Licensing & Availability
What is the licensing model for Cosmos models?
Cosmos world foundation models are available under the NVIDIA Open Model License Agreement, which permits the following:
- Commercial use without payment requirements
- No company size restrictions
- Synthetic data generation
- Post-training and derivative model development
- Model distribution and modification
Enterprise Options
Open Source vs Enterprise
- Model weights and scripts: Open source and free
- Basic development tools: Available under permissive licenses
- Enterprise features: Available through NVIDIA AI Enterprise (NVAIE)

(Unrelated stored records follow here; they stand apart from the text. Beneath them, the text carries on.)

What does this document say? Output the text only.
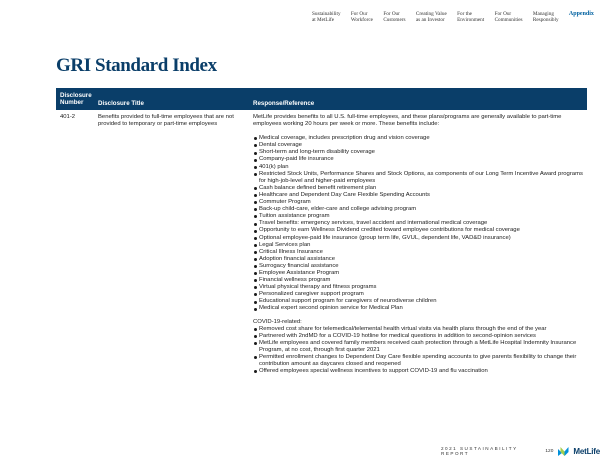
Sustainability
at MetLife
For Our
Workforce
For Our
Customers
Creating Value
as an Investor
For the
Environment
For Our
Communities
Managing
Responsibly
Appendix
GRI Standard Index
Disclosure
Number	Disclosure Title	Response/Reference
401-2	Benefits provided to full-time employees that are not provided to temporary or part-time employees

MetLife provides benefits to all U.S. full-time employees, and these plans/programs are generally available to part-time employees working 20 hours per week or more. These benefits include:

Medical coverage, includes prescription drug and vision coverage
Dental coverage
Short-term and long-term disability coverage
Company-paid life insurance
401(k) plan
Restricted Stock Units, Performance Shares and Stock Options, as components of our Long Term Incentive Award programs for high-job-level and higher-paid employees
Cash balance defined benefit retirement plan
Healthcare and Dependent Day Care Flexible Spending Accounts
Commuter Program
Back-up child-care, elder-care and college advising program
Tuition assistance program
Travel benefits: emergency services, travel accident and international medical coverage
Opportunity to earn Wellness Dividend credited toward employee contributions for medical coverage
Optional employee-paid life insurance (group term life, GVUL, dependent life, VAD&D insurance)
Legal Services plan
Critical Illness Insurance
Adoption financial assistance
Surrogacy financial assistance
Employee Assistance Program
Financial wellness program
Virtual physical therapy and fitness programs
Personalized caregiver support program
Educational support program for caregivers of neurodiverse children
Medical expert second opinion service for Medical Plan

COVID-19-related:

Removed cost share for telemedical/telemental health virtual visits via health plans through the end of the year
Partnered with 2ndMD for a COVID-19 hotline for medical questions in addition to second-opinion services
MetLife employees and covered family members received cash protection through a MetLife Hospital Indemnity Insurance Program, at no cost, through first quarter 2021
Permitted enrollment changes to Dependent Day Care flexible spending accounts to give parents flexibility to change their contribution amount as daycares closed and reopened
Offered employees special wellness incentives to support COVID-19 and flu vaccination
2021 SUSTAINABILITY REPORT	120	MetLife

NVIDIA AI Enterprise Features
- Optimized NIMs for enhanced inference performance
- Advanced NeMo features and maintenance
- Professional support and updates
- Production deployment tools
License Compatibility
Existing NVIDIA Omniverse Enterprise (NVOVE) licenses can be used for Cosmos entitlements.
Getting Support
Community Resources
- GitHub Issues: Report bugs and request features in relevant repositories
- Documentation: Comprehensive guides in each repository
- Examples: Reference implementations and tutorials
- Community Forums: Engage with other developers
Official Channels
- NVIDIA Developer Portal: Latest updates and announcements
- build.nvidia.com: Try models and access NIMs
- NVIDIA AI Catalog: Enhanced text prompt tools and specialized models
Enterprise Support
For enterprise deployments:
- NVIDIA AI Enterprise subscriptions include professional support
- Dedicated technical assistance for production deployments
- Regular updates and optimizations
- Custom integration guidance
Legal and Compliance
License Terms
The NVIDIA Open Model License Agreement covers:
- Commercial usage rights
- Distribution permissions
- Modification allowances
- Attribution requirements
General Questions
Q: Do I need to pay to use Cosmos models?
A: No, the core models are freely available under the NVIDIA Open Model License.
Q: Can I use Cosmos for commercial applications?
A: Yes, commercial use is permitted without restrictions.
Q: What if I need enterprise-grade support?
A: NVIDIA AI Enterprise provides optimized tools and professional support.
Q: Are there any usage restrictions?
A: Use must comply with the NVIDIA Open Model License Agreement and applicable laws.
Q: Can I modify and redistribute the models?
A: Yes, modification and redistribution are permitted under the license terms.